A review by julia_may
Six Against the Yard by Dorothy L. Sayers, Anthony Berkeley, Agatha Christie, The Detection Club, Ronald Knox, Margery Allingham, George W. Cornish, Russell Thorndike, Freeman Wills Crofts

3.0

If I wasn't reading this for a book club discussion, I would've chucked it a long time ago. It was a slogfest and the format, frankly, sucked. The stories are too short to get "meaty" and apart from a couple, weren't at all compelling. The best ones are the first and the last, by Margery Allingham and Freeman Wills Crofts respectively. I was surprised to find that Dorothy L Sayers' story was quite lukewarm and arguably there wasn't even a murder there.
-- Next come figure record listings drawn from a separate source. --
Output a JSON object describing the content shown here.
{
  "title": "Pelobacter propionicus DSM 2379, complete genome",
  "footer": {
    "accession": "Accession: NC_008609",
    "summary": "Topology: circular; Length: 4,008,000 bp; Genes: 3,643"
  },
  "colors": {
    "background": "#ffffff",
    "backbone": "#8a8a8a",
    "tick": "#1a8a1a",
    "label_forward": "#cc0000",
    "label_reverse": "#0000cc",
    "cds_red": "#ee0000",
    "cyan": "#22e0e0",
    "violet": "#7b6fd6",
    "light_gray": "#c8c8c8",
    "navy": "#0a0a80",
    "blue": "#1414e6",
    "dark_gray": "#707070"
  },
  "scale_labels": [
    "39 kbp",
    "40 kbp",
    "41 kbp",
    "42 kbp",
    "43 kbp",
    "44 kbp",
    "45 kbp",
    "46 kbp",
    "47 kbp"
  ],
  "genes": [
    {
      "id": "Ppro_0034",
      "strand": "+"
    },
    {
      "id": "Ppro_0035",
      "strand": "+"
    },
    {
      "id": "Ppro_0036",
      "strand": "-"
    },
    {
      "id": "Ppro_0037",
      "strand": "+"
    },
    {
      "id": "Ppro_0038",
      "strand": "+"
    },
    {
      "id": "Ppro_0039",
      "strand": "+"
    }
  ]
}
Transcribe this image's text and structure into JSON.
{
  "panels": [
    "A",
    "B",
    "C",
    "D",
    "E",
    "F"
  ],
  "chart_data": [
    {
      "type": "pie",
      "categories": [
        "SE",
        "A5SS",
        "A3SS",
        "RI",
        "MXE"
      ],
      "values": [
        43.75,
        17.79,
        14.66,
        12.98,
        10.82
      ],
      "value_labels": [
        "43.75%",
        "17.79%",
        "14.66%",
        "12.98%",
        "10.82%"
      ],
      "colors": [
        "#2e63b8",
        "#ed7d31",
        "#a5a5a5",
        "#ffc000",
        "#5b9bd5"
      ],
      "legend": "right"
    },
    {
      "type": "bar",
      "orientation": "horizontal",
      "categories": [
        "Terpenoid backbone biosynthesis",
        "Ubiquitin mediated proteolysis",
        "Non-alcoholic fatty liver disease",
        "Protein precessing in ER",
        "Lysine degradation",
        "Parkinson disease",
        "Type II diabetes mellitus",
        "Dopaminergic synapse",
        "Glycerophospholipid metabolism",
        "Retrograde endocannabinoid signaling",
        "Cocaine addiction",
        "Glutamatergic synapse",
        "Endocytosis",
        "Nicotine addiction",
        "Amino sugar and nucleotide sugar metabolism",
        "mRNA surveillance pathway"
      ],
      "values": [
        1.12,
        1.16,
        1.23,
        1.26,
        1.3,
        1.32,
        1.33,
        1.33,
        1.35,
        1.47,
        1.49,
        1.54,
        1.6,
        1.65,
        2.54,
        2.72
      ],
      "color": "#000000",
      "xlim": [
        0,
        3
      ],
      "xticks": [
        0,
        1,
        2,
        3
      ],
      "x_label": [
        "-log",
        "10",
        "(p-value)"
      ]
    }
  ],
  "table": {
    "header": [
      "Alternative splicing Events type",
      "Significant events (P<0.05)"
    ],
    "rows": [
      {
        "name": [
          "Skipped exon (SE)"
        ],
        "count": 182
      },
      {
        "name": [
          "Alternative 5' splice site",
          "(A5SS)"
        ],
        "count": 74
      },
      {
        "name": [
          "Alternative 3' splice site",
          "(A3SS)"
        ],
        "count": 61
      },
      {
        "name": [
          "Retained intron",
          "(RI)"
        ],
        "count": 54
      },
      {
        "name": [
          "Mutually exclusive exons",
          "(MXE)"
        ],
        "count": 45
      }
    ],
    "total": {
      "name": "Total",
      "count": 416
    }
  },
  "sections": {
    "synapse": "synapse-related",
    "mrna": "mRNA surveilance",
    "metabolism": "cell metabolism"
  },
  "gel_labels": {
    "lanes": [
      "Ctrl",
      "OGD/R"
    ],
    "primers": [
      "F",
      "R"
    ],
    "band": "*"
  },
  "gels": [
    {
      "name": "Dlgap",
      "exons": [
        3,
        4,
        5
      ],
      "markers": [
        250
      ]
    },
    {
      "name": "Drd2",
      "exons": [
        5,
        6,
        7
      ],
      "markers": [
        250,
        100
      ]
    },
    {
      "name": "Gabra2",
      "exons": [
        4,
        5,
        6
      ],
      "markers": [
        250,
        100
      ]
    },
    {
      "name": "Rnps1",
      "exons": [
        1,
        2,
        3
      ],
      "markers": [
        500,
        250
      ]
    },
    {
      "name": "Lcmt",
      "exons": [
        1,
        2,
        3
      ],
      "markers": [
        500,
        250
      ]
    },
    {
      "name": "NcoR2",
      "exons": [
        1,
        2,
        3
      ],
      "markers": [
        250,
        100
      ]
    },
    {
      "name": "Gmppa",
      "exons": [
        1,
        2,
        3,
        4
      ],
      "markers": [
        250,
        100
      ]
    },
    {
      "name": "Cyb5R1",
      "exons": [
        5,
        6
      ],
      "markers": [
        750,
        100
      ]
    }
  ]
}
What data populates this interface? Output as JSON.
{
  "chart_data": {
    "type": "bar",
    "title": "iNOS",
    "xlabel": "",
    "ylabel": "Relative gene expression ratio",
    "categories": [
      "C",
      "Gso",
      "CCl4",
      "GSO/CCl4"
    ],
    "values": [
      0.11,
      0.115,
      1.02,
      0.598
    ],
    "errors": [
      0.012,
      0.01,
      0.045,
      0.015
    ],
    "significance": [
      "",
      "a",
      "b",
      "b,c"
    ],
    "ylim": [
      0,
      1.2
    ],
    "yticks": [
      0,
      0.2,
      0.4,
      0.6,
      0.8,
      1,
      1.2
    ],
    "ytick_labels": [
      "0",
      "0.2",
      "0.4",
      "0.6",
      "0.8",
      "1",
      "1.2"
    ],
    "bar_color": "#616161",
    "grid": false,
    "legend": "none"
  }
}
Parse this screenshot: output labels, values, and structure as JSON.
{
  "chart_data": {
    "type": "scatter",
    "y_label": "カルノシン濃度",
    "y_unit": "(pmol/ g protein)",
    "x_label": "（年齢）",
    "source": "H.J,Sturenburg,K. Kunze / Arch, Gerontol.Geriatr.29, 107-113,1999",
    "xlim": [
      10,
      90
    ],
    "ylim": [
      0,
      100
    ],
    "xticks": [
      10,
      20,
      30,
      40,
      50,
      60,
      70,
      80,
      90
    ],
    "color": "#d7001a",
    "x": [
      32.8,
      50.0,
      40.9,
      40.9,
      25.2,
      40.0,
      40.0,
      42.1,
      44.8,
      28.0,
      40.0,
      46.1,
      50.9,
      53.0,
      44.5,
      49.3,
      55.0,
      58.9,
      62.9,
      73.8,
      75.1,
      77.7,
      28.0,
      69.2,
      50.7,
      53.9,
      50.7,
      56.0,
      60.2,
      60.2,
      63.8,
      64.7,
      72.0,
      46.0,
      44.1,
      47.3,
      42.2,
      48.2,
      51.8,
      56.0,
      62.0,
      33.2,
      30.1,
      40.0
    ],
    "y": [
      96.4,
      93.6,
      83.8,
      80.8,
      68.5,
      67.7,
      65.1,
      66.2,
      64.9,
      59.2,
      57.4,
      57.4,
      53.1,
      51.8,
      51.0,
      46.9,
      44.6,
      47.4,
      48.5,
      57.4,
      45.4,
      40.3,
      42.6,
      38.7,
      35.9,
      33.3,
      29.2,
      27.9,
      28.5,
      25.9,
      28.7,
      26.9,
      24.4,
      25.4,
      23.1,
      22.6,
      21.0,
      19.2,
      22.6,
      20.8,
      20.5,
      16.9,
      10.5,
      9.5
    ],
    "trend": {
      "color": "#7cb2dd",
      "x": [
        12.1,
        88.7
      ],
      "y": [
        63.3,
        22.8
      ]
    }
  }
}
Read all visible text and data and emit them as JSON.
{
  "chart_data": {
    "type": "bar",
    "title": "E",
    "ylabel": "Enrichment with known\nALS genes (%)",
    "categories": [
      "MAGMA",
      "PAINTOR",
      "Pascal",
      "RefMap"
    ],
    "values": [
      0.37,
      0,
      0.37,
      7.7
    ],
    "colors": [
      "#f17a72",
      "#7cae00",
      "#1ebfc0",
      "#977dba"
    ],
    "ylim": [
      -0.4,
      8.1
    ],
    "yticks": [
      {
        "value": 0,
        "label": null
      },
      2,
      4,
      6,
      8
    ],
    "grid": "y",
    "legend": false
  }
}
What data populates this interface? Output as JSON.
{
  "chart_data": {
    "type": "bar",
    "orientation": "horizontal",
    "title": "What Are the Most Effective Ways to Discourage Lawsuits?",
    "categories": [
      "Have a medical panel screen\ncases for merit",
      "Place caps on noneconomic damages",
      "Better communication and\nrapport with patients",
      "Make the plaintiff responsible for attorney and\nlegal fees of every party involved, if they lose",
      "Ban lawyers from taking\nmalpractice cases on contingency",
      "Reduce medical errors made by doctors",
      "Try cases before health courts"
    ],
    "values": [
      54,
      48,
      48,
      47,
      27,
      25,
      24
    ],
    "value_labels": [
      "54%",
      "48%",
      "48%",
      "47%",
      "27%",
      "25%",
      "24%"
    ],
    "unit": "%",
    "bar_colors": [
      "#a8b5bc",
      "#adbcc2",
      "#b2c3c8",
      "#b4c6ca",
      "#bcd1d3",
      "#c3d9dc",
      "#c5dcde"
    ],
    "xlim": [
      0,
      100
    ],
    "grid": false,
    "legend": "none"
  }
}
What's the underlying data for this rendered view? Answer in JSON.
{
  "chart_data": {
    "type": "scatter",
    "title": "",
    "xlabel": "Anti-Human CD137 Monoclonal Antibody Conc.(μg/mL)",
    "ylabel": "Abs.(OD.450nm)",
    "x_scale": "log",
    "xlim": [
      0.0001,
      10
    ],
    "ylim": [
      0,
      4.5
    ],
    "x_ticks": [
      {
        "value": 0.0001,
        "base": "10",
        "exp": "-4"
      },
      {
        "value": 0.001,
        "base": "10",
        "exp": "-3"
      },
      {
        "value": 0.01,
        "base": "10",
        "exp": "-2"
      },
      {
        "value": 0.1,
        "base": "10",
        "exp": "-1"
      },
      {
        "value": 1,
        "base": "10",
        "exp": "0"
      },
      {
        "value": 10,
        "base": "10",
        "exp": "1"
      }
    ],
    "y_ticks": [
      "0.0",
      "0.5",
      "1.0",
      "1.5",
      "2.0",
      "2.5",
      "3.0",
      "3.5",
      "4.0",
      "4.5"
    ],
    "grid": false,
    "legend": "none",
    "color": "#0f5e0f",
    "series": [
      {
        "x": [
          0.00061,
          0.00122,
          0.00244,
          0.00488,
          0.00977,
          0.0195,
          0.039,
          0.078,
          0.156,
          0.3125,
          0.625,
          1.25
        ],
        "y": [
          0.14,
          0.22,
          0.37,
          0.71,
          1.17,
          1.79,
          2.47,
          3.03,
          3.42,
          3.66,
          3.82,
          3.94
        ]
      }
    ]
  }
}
Agatha Christie's essay on an unrelated real-life unsolved case was a non-event; it shed no light and provided no interesting perspective.

#1 Margery Allingham - 4*
#2 Father Ronald Knox - 3*
#3 Anthony Berkeley - 2*
#4 Russell Thorndike - 2*
#5 Dorothy L Sayers - 3*
#6 Freeman Wills Crofts - 4*

Russell Thorndike's story contains some of the most revolting race-related statements and value judgements I've encountered in Golden Age Detective stories.